NIST's Computer Security Division needs more money than the 2004 budget will likely provide, says the Information Security and Privacy Advisory Board.

NIST Computer Security Division

GAITHERSBURG, Md. -- If the United States is to keep up with the ever-growing number of security problems and pitfalls, the government's computer security experts must get more support than the fiscal 2004 budget provides, according to a federal advisory board.

Seven of 13 appropriations bills have stalled as Congress argues over a federal budget that is tight across the board, so the National Institute of Standards and Technology's Computer Security Division is not the only agency still awaiting final word on its fiscal 2004 money. But given the ramp-up in security concerns and awareness, it was a surprise to the Information Security and Privacy Advisory Board to learn that initial estimates of the division's base funding project a decrease from the current year.

The almost $10 million currently slated to go to the division in fiscal 2004 is down from almost $15 million in fiscal 2003. The hit appears even more significant once federal pay raises are taken into account, said Ed Roback, chief of the security division.

A reduction, Roback said, would force the division to slow down or delay projects, such as a certification program for vendors that perform security certification and accreditation so that agencies know they can trust the companies that are telling them to trust their networks.

Roback and others were speaking today at a meeting of the advisory board.

NIST supports not just federal security needs, but also companies, academia and the rest of the world, said Howard Schmidt, a member of the board, and chief information security officer at eBay. The division's standards -- such as the system classification and minimum-security requirement standards currently under development -- are often the basis for international standards efforts, he said.
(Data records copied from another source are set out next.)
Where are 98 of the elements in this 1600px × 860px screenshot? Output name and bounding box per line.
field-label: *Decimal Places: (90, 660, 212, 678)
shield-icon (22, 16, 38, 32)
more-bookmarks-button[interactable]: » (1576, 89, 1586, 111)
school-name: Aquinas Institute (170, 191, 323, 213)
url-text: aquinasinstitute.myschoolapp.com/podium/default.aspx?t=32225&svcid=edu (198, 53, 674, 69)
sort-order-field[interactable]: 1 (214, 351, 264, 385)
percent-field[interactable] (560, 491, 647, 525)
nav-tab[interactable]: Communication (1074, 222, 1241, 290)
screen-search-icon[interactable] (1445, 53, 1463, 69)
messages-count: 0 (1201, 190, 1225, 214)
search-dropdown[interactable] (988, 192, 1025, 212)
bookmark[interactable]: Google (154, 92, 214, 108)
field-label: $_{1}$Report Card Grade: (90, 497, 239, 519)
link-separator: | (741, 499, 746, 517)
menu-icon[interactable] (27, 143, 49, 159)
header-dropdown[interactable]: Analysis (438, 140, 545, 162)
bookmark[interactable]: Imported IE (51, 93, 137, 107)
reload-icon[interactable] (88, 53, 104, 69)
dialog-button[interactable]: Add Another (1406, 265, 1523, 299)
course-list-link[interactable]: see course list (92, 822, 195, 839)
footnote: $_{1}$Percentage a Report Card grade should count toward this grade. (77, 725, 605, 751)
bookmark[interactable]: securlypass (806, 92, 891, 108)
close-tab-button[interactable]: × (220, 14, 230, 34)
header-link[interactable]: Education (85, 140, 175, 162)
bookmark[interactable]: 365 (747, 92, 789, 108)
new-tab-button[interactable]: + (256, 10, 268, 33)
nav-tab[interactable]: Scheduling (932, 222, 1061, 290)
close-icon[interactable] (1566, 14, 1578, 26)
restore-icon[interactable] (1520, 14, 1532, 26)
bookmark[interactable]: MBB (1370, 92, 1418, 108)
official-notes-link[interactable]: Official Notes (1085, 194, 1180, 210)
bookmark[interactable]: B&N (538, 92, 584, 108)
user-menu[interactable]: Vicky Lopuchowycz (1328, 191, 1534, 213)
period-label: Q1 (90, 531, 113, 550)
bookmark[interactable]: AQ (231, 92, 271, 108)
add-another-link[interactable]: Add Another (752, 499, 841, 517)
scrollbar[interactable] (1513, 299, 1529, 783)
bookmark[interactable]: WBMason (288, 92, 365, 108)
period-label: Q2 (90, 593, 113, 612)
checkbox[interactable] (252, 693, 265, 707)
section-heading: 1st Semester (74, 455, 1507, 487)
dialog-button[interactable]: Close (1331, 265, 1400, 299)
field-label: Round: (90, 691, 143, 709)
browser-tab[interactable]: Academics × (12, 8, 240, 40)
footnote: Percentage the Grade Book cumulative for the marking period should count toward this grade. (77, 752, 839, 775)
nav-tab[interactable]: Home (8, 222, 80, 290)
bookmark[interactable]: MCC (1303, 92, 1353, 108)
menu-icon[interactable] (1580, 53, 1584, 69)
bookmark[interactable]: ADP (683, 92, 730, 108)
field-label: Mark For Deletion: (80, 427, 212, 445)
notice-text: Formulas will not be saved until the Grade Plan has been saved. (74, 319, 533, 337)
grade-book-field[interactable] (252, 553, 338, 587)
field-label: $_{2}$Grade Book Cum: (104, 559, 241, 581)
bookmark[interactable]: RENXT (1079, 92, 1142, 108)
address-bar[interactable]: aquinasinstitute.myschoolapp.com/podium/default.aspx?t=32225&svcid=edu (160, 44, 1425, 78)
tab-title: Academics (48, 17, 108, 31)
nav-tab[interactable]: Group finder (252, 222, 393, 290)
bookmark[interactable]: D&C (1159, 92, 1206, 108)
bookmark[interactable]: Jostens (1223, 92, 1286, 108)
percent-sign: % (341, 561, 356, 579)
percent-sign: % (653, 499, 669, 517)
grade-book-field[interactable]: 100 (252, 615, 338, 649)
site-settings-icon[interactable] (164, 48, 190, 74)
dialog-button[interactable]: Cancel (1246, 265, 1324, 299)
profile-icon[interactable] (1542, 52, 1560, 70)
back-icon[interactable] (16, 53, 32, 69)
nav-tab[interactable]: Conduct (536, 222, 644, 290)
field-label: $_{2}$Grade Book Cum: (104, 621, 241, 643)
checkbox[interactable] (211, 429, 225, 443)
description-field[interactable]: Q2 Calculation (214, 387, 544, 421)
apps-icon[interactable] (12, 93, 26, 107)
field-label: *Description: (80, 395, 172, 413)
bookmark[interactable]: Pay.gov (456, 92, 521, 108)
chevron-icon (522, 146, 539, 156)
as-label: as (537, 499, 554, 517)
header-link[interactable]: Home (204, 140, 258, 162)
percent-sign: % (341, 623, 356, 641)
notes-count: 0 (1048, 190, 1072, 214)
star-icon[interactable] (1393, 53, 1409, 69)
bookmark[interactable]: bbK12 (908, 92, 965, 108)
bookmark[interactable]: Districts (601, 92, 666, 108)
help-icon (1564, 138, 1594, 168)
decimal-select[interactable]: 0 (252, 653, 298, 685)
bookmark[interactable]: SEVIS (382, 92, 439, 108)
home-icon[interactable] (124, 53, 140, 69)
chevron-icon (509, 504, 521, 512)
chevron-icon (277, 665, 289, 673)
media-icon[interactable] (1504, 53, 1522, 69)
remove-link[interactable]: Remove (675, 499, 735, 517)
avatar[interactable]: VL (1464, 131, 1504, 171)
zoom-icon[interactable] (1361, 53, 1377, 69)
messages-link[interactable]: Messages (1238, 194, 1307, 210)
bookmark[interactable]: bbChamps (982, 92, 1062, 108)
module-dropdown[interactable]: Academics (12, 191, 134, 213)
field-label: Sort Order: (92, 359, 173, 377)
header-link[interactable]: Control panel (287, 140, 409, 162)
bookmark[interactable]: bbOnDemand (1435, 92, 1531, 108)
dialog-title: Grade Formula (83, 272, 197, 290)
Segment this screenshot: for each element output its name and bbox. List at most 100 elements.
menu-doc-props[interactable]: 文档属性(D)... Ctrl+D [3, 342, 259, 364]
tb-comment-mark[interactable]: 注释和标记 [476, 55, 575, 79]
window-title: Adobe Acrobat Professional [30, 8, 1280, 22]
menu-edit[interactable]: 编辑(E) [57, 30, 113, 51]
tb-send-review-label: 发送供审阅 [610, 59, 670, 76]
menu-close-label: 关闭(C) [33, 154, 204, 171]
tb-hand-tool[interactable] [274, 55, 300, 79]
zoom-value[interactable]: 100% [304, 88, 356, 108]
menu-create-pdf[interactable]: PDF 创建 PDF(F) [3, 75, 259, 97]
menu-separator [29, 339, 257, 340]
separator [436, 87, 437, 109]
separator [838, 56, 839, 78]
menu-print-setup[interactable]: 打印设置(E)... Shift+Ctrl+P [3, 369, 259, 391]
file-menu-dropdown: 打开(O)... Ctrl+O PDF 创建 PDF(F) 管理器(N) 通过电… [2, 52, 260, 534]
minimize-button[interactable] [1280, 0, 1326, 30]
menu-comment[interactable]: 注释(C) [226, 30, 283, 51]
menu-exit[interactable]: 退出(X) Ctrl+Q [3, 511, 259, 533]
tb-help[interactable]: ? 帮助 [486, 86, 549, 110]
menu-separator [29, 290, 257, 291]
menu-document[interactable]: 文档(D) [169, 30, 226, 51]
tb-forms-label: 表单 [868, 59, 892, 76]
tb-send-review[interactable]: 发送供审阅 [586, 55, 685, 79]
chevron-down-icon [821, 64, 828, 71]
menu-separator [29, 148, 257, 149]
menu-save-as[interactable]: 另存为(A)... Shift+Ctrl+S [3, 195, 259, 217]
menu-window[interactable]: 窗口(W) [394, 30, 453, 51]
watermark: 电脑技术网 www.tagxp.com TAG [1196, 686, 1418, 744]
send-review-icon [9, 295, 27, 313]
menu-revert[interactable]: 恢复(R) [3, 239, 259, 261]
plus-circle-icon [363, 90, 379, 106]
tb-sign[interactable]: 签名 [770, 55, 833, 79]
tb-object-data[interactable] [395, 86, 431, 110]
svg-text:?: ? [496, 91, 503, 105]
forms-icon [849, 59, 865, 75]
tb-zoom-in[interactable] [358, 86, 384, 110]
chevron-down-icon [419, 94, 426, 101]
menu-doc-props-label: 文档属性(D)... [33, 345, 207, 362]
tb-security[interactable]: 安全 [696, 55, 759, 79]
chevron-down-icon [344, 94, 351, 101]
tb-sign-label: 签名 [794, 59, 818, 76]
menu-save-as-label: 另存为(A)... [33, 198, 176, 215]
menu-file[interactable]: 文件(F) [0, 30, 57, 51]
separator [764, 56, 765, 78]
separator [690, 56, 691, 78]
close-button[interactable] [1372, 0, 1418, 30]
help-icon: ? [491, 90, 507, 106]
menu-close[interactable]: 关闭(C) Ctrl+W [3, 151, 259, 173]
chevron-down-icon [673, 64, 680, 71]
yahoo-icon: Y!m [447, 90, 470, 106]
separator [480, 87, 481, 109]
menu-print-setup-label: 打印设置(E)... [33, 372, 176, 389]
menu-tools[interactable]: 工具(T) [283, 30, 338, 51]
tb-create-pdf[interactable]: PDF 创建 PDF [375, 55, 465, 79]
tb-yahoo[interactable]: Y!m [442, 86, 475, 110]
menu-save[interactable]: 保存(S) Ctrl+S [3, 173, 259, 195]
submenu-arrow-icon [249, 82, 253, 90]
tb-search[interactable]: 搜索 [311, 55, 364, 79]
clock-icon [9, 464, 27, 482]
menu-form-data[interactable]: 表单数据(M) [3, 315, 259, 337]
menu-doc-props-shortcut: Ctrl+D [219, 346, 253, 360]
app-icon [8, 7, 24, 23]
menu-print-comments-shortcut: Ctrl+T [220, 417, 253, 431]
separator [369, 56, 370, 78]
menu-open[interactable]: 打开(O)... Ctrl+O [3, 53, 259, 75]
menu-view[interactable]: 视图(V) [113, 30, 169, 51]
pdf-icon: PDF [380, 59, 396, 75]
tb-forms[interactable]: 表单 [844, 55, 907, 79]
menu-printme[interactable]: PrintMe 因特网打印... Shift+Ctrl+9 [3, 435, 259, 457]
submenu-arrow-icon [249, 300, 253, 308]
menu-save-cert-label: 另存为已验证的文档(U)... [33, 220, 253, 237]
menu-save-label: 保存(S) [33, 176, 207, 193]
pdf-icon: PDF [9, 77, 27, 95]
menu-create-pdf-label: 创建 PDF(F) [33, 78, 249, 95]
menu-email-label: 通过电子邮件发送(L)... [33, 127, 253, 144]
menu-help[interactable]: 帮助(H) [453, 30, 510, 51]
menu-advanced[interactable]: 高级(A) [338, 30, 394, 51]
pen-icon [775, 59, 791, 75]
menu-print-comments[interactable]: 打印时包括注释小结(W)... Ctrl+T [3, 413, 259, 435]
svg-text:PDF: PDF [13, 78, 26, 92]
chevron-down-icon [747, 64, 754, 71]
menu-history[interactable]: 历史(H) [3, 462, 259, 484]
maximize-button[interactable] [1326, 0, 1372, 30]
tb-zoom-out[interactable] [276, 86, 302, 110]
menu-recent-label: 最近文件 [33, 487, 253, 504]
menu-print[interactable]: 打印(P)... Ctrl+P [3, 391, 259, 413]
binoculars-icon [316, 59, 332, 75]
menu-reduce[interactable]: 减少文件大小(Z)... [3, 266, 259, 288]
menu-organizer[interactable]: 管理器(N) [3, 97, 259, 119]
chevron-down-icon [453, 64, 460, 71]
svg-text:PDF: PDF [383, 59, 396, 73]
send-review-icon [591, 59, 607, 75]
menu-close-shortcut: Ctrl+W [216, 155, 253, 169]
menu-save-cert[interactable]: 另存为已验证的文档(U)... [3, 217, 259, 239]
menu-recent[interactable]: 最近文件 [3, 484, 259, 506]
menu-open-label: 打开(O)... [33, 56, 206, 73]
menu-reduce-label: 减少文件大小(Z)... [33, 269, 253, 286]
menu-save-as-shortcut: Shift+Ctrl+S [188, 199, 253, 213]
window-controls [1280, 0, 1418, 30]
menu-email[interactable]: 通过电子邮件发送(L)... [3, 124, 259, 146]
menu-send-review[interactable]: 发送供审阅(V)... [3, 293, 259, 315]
"It's important for Congress to understand that they're cutting off the knees of the organizations that support everything," said Charisse Castagnoli, a member of the board and vice president for business and development at Layer N Networks. Wireless security, something that NIST and the world are just beginning to tackle, will definitely be affected by reduced capabilities at the division, she said.

The Computer Security Division's base funding doesn't even cover all the salaries for its staff, Roback said. The rest of the money for operating expenses comes from payments from agencies and other NIST divisions for security services, in addition to guidance and standards, he said. These services include the Computer Security Expert Assist Team (CSEAT), which evaluates agencies' networks and security controls.

Other board members expressed their concern that working with appropriators to increase the funding will be an even harder battle now than before. With the Office of Management and Budget saying that agencies are improving their security practices and Rep. Adam Putnam (R-Fla.) recently releasing a security report card that brings the governmentwide security score up from an F to a D, appropriators may incorrectly think that the division is doing fine with the money it has, said Rebecca Leng, deputy assistant inspector general for information technology and computer security at the Transportation Department.